Very good! This improves readability a lot. However, you still do not understand your own algorithm, and by the remaining convolutedness of your code you deprive yourself of the opportunity to understand it. To wit: Inline everything. First your original code, with minor changes to printing and without multithreading:
function MWE() :: Nothing
L1 = 10000
L2 = 10000
Ti = 10.0
Tf = 0.1
b = 0.8
Input1 = init(L1, L2)
Input2 = init(L1, L2)
while Ti > Tf
#println("Integration step @ $(Ti).")
for Iterator in 1 : L1
computeKernel1!(Ti, Iterator, Input1, Input2)
end
for Iterator in 1 : L1
computeKernel2!(Ti, Iterator, Input1, Input2)
end
updateStep!((b - 1) * Ti, Input1, Input2)
Ti = b * Ti
end
println(Input1.Kernel1[1:10])
end
julia> @time MWE()
[2.60948e6, 5.21896e6, 7.82844e6, 1.04379e7, 1.30474e7, 1.56569e7, 1.82664e7, 2.08759e7, 2.34853e7, 2.60948e7]
48.036136 seconds (48.50 k allocations: 17.141 GiB, 2.87% gc time)
Inline everything:
function MWE2() :: Nothing
L1 = 10000
L2 = 10000
Ti = 10.0
Tf = 0.1
b = 0.8
Input1 = MyStruct(ones(Float64, L1), ones(Float64, L2, L1))
Input2 = MyStruct(ones(Float64, L1), ones(Float64, L2, L1))
while Ti > Tf
# println("Integration step @ $(Ti).")
for Iterator in 1 : L1
let T = Ti
Input2.Kernel1[Iterator] = Input1.Kernel2[Iterator] / T
end
end
for Iterator in 1 : L1
let T = Ti
#computeKernel2!(Ti, Iterator, Input1, Input2)

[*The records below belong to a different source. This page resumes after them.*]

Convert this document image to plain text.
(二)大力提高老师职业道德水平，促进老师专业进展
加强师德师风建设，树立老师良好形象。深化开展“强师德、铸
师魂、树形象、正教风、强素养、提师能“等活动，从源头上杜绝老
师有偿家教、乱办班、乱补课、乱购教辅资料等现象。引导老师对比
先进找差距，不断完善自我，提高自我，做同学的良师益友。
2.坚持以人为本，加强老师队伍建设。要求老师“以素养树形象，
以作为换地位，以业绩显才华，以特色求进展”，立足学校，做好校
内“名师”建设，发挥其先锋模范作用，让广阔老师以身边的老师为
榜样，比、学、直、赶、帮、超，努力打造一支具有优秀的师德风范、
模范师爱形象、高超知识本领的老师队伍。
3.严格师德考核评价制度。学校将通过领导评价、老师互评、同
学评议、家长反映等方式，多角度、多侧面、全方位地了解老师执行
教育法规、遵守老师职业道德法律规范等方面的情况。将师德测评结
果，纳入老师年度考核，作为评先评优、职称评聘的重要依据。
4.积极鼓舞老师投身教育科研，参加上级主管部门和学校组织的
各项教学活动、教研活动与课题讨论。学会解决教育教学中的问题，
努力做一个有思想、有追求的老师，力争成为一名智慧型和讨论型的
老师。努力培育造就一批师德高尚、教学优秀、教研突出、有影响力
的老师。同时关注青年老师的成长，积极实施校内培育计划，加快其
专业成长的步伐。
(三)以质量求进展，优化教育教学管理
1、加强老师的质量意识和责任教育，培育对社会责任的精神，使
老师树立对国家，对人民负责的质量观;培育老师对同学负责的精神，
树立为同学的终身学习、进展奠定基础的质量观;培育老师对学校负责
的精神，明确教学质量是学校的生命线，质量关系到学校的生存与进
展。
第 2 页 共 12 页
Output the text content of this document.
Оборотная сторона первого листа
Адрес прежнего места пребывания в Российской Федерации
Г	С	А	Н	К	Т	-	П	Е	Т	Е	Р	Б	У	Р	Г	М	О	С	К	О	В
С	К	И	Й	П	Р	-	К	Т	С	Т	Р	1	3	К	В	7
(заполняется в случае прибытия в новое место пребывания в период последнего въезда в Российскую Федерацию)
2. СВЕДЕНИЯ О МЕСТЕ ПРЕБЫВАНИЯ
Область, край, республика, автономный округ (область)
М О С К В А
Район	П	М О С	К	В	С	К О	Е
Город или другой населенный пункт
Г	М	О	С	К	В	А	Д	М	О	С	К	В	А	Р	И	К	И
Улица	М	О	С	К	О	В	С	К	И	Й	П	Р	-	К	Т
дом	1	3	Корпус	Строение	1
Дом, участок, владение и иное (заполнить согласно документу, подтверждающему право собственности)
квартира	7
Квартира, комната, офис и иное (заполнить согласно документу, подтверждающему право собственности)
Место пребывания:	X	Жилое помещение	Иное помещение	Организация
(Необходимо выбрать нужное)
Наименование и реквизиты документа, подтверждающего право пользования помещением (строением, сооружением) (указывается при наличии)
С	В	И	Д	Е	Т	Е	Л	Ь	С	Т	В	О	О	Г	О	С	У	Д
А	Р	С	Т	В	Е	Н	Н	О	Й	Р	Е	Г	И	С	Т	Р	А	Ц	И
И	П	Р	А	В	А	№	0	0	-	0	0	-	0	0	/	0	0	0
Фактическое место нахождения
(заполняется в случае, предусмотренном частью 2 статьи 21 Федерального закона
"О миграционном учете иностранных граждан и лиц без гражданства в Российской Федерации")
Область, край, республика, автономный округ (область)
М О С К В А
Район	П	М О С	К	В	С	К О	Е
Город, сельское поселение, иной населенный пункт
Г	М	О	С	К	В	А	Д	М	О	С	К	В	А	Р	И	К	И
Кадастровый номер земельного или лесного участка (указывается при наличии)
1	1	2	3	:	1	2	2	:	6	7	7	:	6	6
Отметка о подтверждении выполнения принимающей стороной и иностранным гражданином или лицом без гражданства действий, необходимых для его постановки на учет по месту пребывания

F = T * first(Input1.Kernel1)
for i in 1 : size(Input1.Kernel2, 1)
Input2.Kernel2[i, Iterator] = F * T * i
end
#integrate!(-T, T, Iterator, Input1, Input2)
let LowerBound = -T, UpperBound = T
for i in 1 : 9
v = LowerBound + i * (UpperBound - LowerBound) / 10.0
F = (UpperBound - LowerBound) / 10.0 * ( v * first(Input2.Kernel1)) * v
for j in 1 : size(Input1.Kernel2, 1)
Input2.Kernel2[j, Iterator] += F * j
end
end
end
end
end
let dT = (b - 1) * Ti
Input1.Kernel1 .+= dT * Input2.Kernel1
Input1.Kernel2 .+= dT * Input2.Kernel2
end
Ti = b * Ti
end
println(Input1.Kernel1[1:10])
end
julia> @time MWE2()
[2.60948e6, 5.21896e6, 7.82844e6, 1.04379e7, 1.30474e7, 1.56569e7, 1.82664e7, 2.08759e7, 2.34853e7, 2.60948e7]
46.487035 seconds (142.37 k allocations: 17.145 GiB, 2.16% gc time)
Now you can refactor your code: Remove mystruct, fix missing dots, possibly replace loops by one-line broadcasts, hoist the integrate loop, remove unneeded temporaries. See that Kernel2[i, j] = Kernel2[i, k] for every j, k, so you can cut by a factor of 10000. I am assuming that this is a bug in your code? Don’t think about @threads until you understand your algorithm, and you don’t understand your algorithm until you know every loop and every dependency. By inlining, loops and dependencies become obvious.